The system runs Android 12 (released October 2021) with security patches from July 2022. The kernel is based on Linux 5.4 (released November 2019) with stable patches through October 2022.

It has a driver-assistance system, branded as Xiaomi Pilot, with 16 functions as standard. It uses a vision-based sensor array, and uses a single NVIDIA Drive Orin X SoC with 254TOPS of computing power. Higher end models have an autonomous driving system called Xiaomi HAD, which was initially capable of supervised autonomous driving (NOA) on highways, hands-free parking, and car summoning features. Later OTA updates allowed for the use of the NOA feature in urban conditions. It uses two NVIDIA Drive Orin X SoCs with a total of 508 TOPS of computing power, and a sensor suite consisting of one Hesai AT128 LiDAR, 3 mmWave radars, 11 cameras, and 12 ultrasonic sensors.

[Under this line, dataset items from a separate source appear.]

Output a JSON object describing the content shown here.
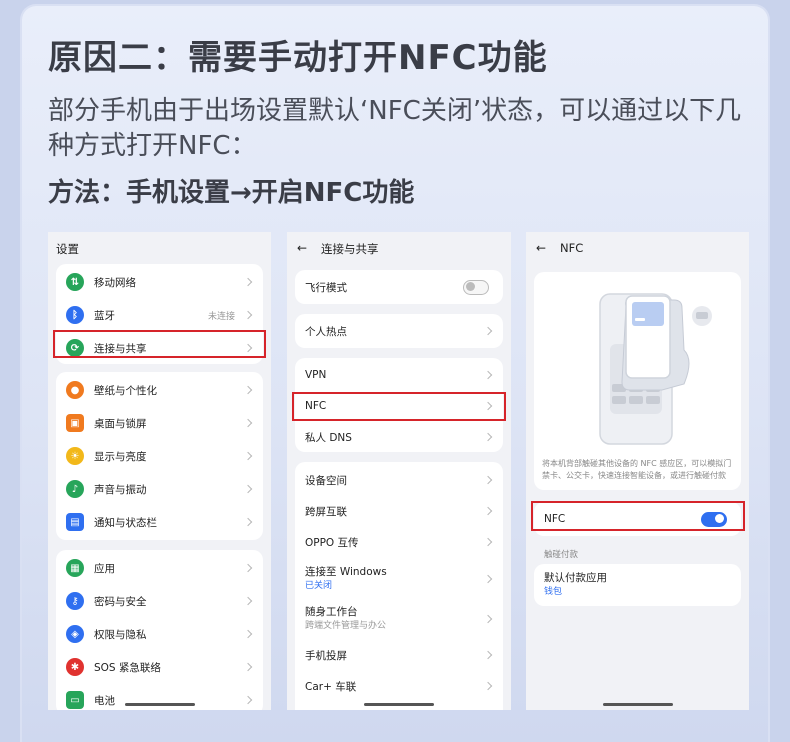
{
  "title": "原因二：需要手动打开NFC功能",
  "description": "部分手机由于出场设置默认‘NFC关闭’状态，可以通过以下几种方式打开NFC：",
  "method": "方法：手机设置→开启NFC功能",
  "screen1": {
    "title": "设置",
    "items": [
      {
        "label": "移动网络",
        "icon": "signal-icon",
        "color": "#27a55a"
      },
      {
        "label": "蓝牙",
        "icon": "bluetooth-icon",
        "color": "#2f6ff0",
        "status": "未连接"
      },
      {
        "label": "连接与共享",
        "icon": "share-icon",
        "color": "#27a55a"
      },
      {
        "label": "壁纸与个性化",
        "icon": "palette-icon",
        "color": "#f07a1f"
      },
      {
        "label": "桌面与锁屏",
        "icon": "desktop-icon",
        "color": "#f07a1f"
      },
      {
        "label": "显示与亮度",
        "icon": "sun-icon",
        "color": "#f2b81a"
      },
      {
        "label": "声音与振动",
        "icon": "bell-icon",
        "color": "#27a55a"
      },
      {
        "label": "通知与状态栏",
        "icon": "notification-icon",
        "color": "#2f6ff0"
      },
      {
        "label": "应用",
        "icon": "apps-icon",
        "color": "#27a55a"
      },
      {
        "label": "密码与安全",
        "icon": "key-icon",
        "color": "#2f6ff0"
      },
      {
        "label": "权限与隐私",
        "icon": "shield-icon",
        "color": "#2f6ff0"
      },
      {
        "label": "SOS 紧急联络",
        "icon": "sos-icon",
        "color": "#e0322f"
      },
      {
        "label": "电池",
        "icon": "battery-icon",
        "color": "#27a55a"
      }
    ]
  },
  "screen2": {
    "title": "连接与共享",
    "airplane": "飞行模式",
    "hotspot": "个人热点",
    "vpn": "VPN",
    "nfc": "NFC",
    "dns": "私人 DNS",
    "device_space": "设备空间",
    "cross_screen": "跨屏互联",
    "oppo": "OPPO 互传",
    "windows": "连接至 Windows",
    "windows_status": "已关闭",
    "workbench": "随身工作台",
    "workbench_sub": "跨端文件管理与办公",
    "cast": "手机投屏",
    "car": "Car+ 车联"
  },
  "screen3": {
    "title": "NFC",
    "info": "将本机背部触碰其他设备的 NFC 感应区，可以模拟门禁卡、公交卡，快速连接智能设备，或进行触碰付款",
    "nfc_label": "NFC",
    "pay_header": "触碰付款",
    "default_pay": "默认付款应用",
    "wallet": "钱包"
  }
}
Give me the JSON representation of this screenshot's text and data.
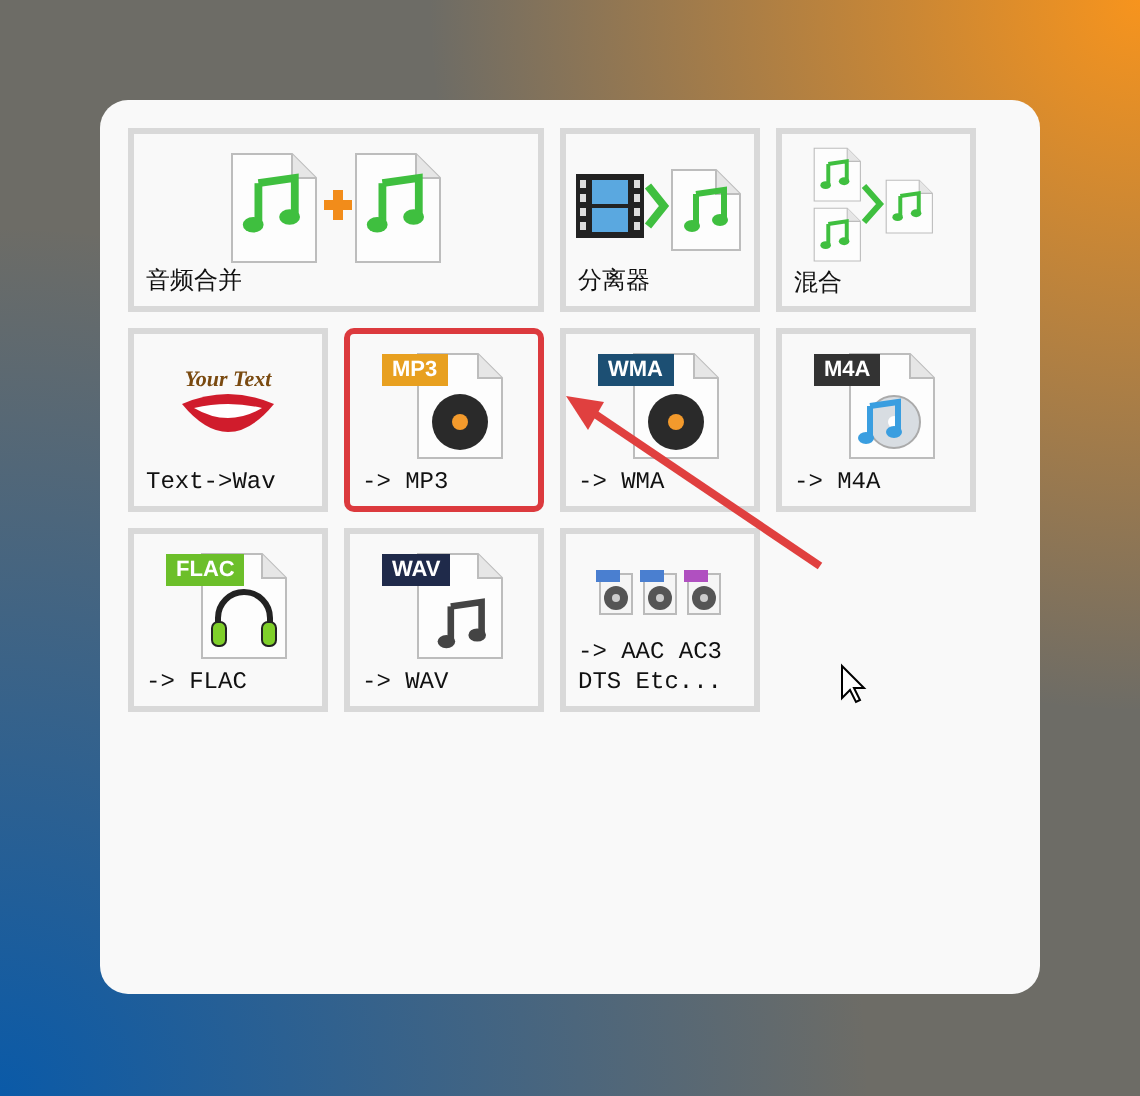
{
  "tiles": [
    {
      "label": "音频合并",
      "kind": "merge",
      "wide": true,
      "highlighted": false
    },
    {
      "label": "分离器",
      "kind": "splitter",
      "wide": false,
      "highlighted": false
    },
    {
      "label": "混合",
      "kind": "mix",
      "wide": false,
      "highlighted": false
    },
    {
      "label": "Text->Wav",
      "kind": "speech",
      "icon_text": "Your Text",
      "wide": false,
      "highlighted": false
    },
    {
      "label": "-> MP3",
      "kind": "disc",
      "badge": "MP3",
      "color": "#e8a020",
      "wide": false,
      "highlighted": true
    },
    {
      "label": "-> WMA",
      "kind": "disc",
      "badge": "WMA",
      "color": "#1c4f73",
      "wide": false,
      "highlighted": false
    },
    {
      "label": "-> M4A",
      "kind": "cd",
      "badge": "M4A",
      "color": "#333333",
      "wide": false,
      "highlighted": false
    },
    {
      "label": "-> FLAC",
      "kind": "headphones",
      "badge": "FLAC",
      "color": "#6cbf2a",
      "wide": false,
      "highlighted": false
    },
    {
      "label": "-> WAV",
      "kind": "notes",
      "badge": "WAV",
      "color": "#1f2a4a",
      "wide": false,
      "highlighted": false
    },
    {
      "label": "-> AAC AC3 DTS Etc...",
      "kind": "multi",
      "wide": false,
      "highlighted": false
    }
  ]
}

The SU7 uses many international suppliers for its parts, including Bosch, Brembo, Continental, ThyssenKrupp, ZF Friedrichshafen, Benteler, Schaeffler Group and Nexteer Automotive.

=== Specifications ===
==== SU7 Standard & Pro ====
The base, rear-wheel drive SU7 uses a FinDreams-supplied 73.6 kWh LFP blade battery operating at 400 V. It has a single HyperEngine V6 permanent magnet synchronous motor with a power rating of 220 kW and 400. Nm of torque. It has a kerb weight of 1980. kg and has a range rating of 700. km on the CLTC test cycle. According to Xiaomi, the base SU7 is able to accelerate from 0-100 km/h in 5.28 seconds, and speed is limited to 210. km/h.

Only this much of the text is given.